Fishing the yo-yo can be the most fun and rewarding technique when targeting yellowtail. Not only will you be unaware when your rod will get smacked, but when you stick one on the yo-yo it’s usually a bigger fish and will give you a much harder fight as you must pull them up from the depths of the sea! All you need to do is drop straight down from the boat until you hit bottom and begin winding your lure back at a moderately fast pace.

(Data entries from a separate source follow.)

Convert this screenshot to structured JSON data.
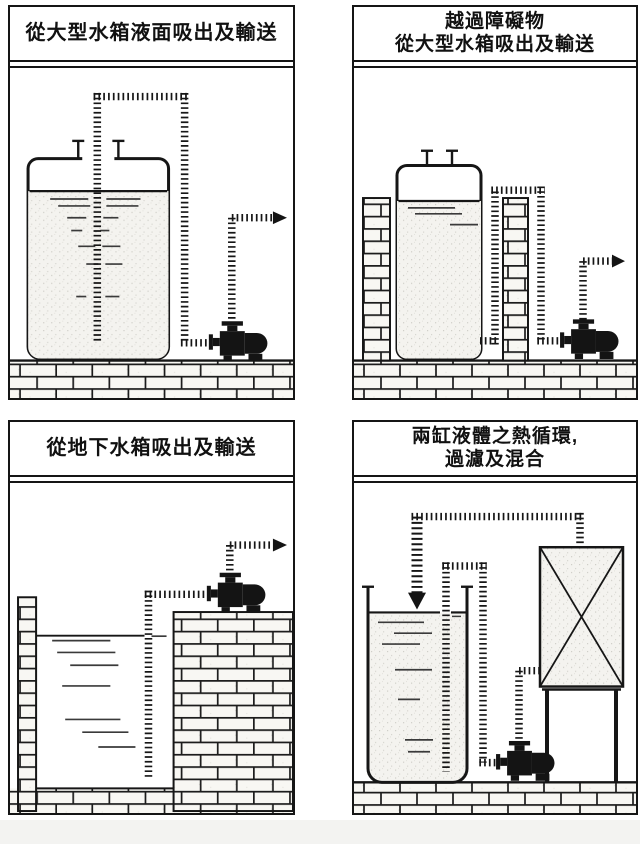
{
  "sheet": {
    "background": "#ffffff",
    "ink_color": "#151515",
    "brick_fill": "#f8f7f3",
    "liquid_fill": "#f4f3ef"
  },
  "panels": [
    {
      "id": "suction-from-tank-surface",
      "title_lines": [
        "從大型水箱液面吸出及輸送"
      ],
      "components": [
        "large-storage-tank",
        "tank-vent-nozzles",
        "liquid",
        "suction-pipe-dashed",
        "pump",
        "discharge-pipe-dashed",
        "flow-arrow-right",
        "brick-floor"
      ]
    },
    {
      "id": "over-obstacle-from-tank",
      "title_lines": [
        "越過障礙物",
        "從大型水箱吸出及輸送"
      ],
      "components": [
        "brick-wall-left",
        "large-storage-tank",
        "tank-vent-nozzles",
        "liquid",
        "suction-pipe-over-wall",
        "brick-wall-obstacle",
        "pump",
        "discharge-pipe-dashed",
        "flow-arrow-right",
        "brick-floor"
      ]
    },
    {
      "id": "suction-from-underground-tank",
      "title_lines": [
        "從地下水箱吸出及輸送"
      ],
      "components": [
        "brick-wall-left",
        "underground-pit",
        "water",
        "suction-pipe-dashed",
        "brick-platform",
        "pump",
        "discharge-pipe-dashed",
        "flow-arrow-right",
        "brick-floor"
      ]
    },
    {
      "id": "two-tank-circulation",
      "title_lines": [
        "兩缸液體之熱循環,",
        "過濾及混合"
      ],
      "components": [
        "open-tank",
        "liquid",
        "return-arrow-down",
        "transfer-pipe-over-rim",
        "pump",
        "filter-heat-exchanger-box",
        "stand-legs",
        "top-circulation-pipe",
        "brick-floor"
      ]
    }
  ]
}
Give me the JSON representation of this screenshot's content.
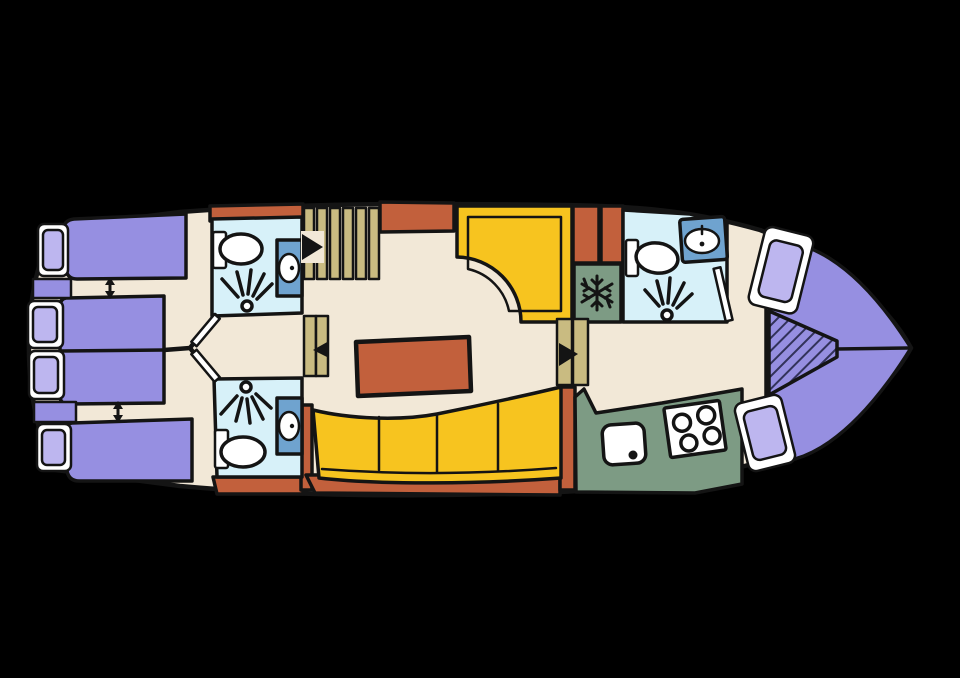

When live bait fishing, you will either be fishing at the bottom of the water column with a dropper loop setup or the top of the water column by fly-lining, sometimes using an egg weight with a leader. With a dropper loop rig, you will have an 8-12 oz. torpedo sinker at the end of your line connected to your dropper loop with 3 feet of 40-80lb mono leader and a 1/0-3/0 Live Bait hook. Take your sardine or mackerel and nose hook it with this technique. If the fish are biting shallow, tie a 1/0-3/0 live bait hook and “butt hook” your bait. This mean to hook your bait in its bottom portion. By doing so, your bait will swim out fast from the boat as your line continues to touch your bait. If you bait is not constantly taking line off your reel in free spool, reel it back in and re-bait. The faster you can get your bait to swim away from the boat the higher chances are of you getting bit.
What to Wear
- Rubber Boots – Trust me, after you partake in your first massacre of fish, you won’t regret buying a pair of Xtra Tuffs! They call it “bloody decks” for a reason.
- Waterproof Everything – Whether it’s your pants or your jacket, make sure it is fully waterproof or water-resistant. You will either get wet from the ocean or the boat hose.
- UV Buff – Whether it be a half-day or three-day trip, you do not want to be scarred from the brutal elements. A buff will protect you from wind, cold, and especially the Sun.